Because we, the consumers, are leading the revolution.

We're wielding price-check iPhone apps in stores without hesitation. We bounce from friends' Facebook pages to a company's own app on a phone before handing over a credit card in a brick-and-mortar retail store.

Simply by posting a few updates on Facebook or Twitter, we can become a mass market ad for a brand -- or their worst nightmare -- with hundreds and sometimes thousands of followers.

Retailers can use all that data, gadgets and social networks to their advantage. The key is making customers -- and their data -- the focus of everything a company does, from buying to marketing, selling to providing customer service.











We call this new approach smarter commerce because it involves collecting and analyzing the bits and pieces of data floating around about customers -- not just what they buy and where, but why and how they choose those products and what they say to friends. Armed with this analysis, companies can predict their customers' changing tastes, rather than reacting to them.

Data and analytics are tools that make consumers influential, and have become the basis for pinpointing insights. These insights are at the center of the processes that make each company run, whether it's inventory optimization, target marketing or supply chain management.

Customers are making a new set of rules in the game between buyers and sellers and both can benefit from them. These changes can help retailers as well, if they are willing to transform their businesses.
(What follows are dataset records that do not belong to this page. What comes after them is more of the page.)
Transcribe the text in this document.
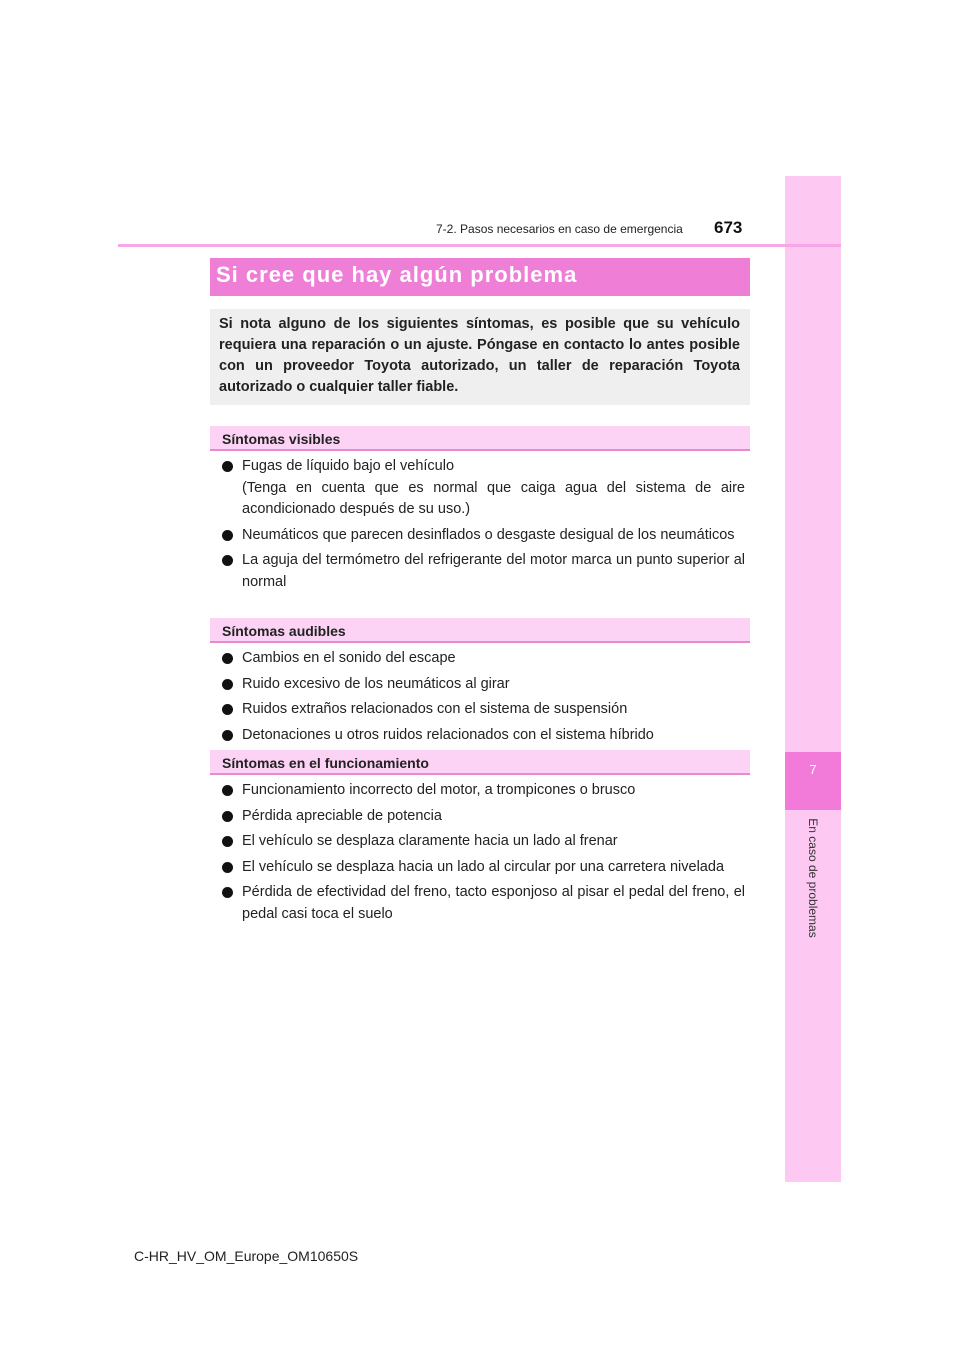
7
En caso de problemas
7-2. Pasos necesarios en caso de emergencia 673
Si cree que hay algún problema
Si nota alguno de los siguientes síntomas, es posible que su vehículo requiera una reparación o un ajuste. Póngase en contacto lo antes posible con un proveedor Toyota autorizado, un taller de reparación Toyota autorizado o cualquier taller fiable.
Síntomas visibles
Fugas de líquido bajo el vehículo
(Tenga en cuenta que es normal que caiga agua del sistema de aire acondicionado después de su uso.)
Neumáticos que parecen desinflados o desgaste desigual de los neumáticos
La aguja del termómetro del refrigerante del motor marca un punto superior al normal
Síntomas audibles
Cambios en el sonido del escape
Ruido excesivo de los neumáticos al girar
Ruidos extraños relacionados con el sistema de suspensión
Detonaciones u otros ruidos relacionados con el sistema híbrido
Síntomas en el funcionamiento
Funcionamiento incorrecto del motor, a trompicones o brusco
Pérdida apreciable de potencia
El vehículo se desplaza claramente hacia un lado al frenar
El vehículo se desplaza hacia un lado al circular por una carretera nivelada
Pérdida de efectividad del freno, tacto esponjoso al pisar el pedal del freno, el pedal casi toca el suelo
C-HR_HV_OM_Europe_OM10650S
For example, Hertz has always valued customers' opinions about its rental cars and customer service. In the past, Hertz employees painstakingly read each customer comment submitted online or by phone and placed them into categories, such as problems with cars or requests for managers to call back customers.

Now the world's largest airport car rental company uses analytics software to examine customer survey answers -- including text messages -- to make sense of customers' feedback. The automatic system sifts through and tags key customer input for Hertz, helping the company react more efficiently and nimbly.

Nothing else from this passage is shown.